Larisa Pumps Up a Soccer Ball: How Many Moles of Air Are in the Ball?
Larisa pumps up a soccer ball until it has a gauge pressure of 61 kilopascals.
The volume of the ball is 5.2 liters. The air temperature is 32°C, and the outside air is at standard pressure. How many moles of air are in the ball?
Answer Choices:
A. 0.13 mol
B. 0.33 mol
C. 1.2 mol
D. 3.2 mol
Answer:
B. 0.33 mol
Explanation:
We are given:
Gauge pressure, P = 61 kPa (1 atm = 101.325 kPa) = 0.602 atm
Volume, V = 5.2 liters
Temperature, T = 32°C, but K = °C + 273.15 thus, T = 305.15 K
We are required to determine the number of moles of air.
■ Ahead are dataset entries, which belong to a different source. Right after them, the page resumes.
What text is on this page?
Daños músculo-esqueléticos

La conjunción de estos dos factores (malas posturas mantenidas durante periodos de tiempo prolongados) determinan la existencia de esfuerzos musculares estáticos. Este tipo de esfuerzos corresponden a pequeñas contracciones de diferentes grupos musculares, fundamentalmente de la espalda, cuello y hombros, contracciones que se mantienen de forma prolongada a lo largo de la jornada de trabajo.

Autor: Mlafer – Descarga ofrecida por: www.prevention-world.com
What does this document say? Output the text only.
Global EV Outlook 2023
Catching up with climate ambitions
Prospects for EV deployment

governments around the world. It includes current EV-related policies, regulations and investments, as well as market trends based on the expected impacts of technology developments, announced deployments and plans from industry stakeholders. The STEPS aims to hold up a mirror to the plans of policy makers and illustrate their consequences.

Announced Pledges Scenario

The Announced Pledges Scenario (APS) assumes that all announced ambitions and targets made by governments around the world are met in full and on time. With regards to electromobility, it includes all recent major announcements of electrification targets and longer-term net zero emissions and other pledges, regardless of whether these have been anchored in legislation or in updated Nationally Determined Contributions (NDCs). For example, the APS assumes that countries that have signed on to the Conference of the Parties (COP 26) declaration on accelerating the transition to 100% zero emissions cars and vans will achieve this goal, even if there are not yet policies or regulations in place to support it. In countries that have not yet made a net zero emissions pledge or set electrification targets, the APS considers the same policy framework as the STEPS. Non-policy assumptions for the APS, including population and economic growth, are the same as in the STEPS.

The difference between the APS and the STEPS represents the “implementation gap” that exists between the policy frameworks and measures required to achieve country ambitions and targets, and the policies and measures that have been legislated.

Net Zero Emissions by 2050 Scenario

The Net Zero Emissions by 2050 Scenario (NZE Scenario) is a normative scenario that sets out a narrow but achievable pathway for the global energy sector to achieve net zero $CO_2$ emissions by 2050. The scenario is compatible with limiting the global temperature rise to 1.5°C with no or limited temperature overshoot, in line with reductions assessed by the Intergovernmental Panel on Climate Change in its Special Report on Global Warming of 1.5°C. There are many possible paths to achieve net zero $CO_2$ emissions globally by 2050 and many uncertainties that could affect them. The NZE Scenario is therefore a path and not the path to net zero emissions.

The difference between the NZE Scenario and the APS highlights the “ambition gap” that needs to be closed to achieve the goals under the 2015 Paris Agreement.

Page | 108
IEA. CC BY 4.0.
We are going to use the concept of the ideal gas equation.
According to the ideal gas equation, PV = nRT, where P is the pressure, V is the volume, R is the ideal gas constant (0.082057 L.atm mol.K), n is the number of moles, and T is the absolute temperature.
Total pressure = Atmospheric pressure + Gauge pressure
Total ball pressure = 1 atm + 0.602 atm = 1.602 atm
Therefore:
n = (1.602 atm × 5.2 L) / (0.082057 × 305.15 K) = 0.3326 moles ≈ 0.33 moles
Therefore, there are 0.33 moles of air in the ball.
How much gauge pressure does Larisa pump up the soccer ball to?
Larisa pumps up the soccer ball to a gauge pressure of 61 kilopascals, which is equivalent to 0.602 atm.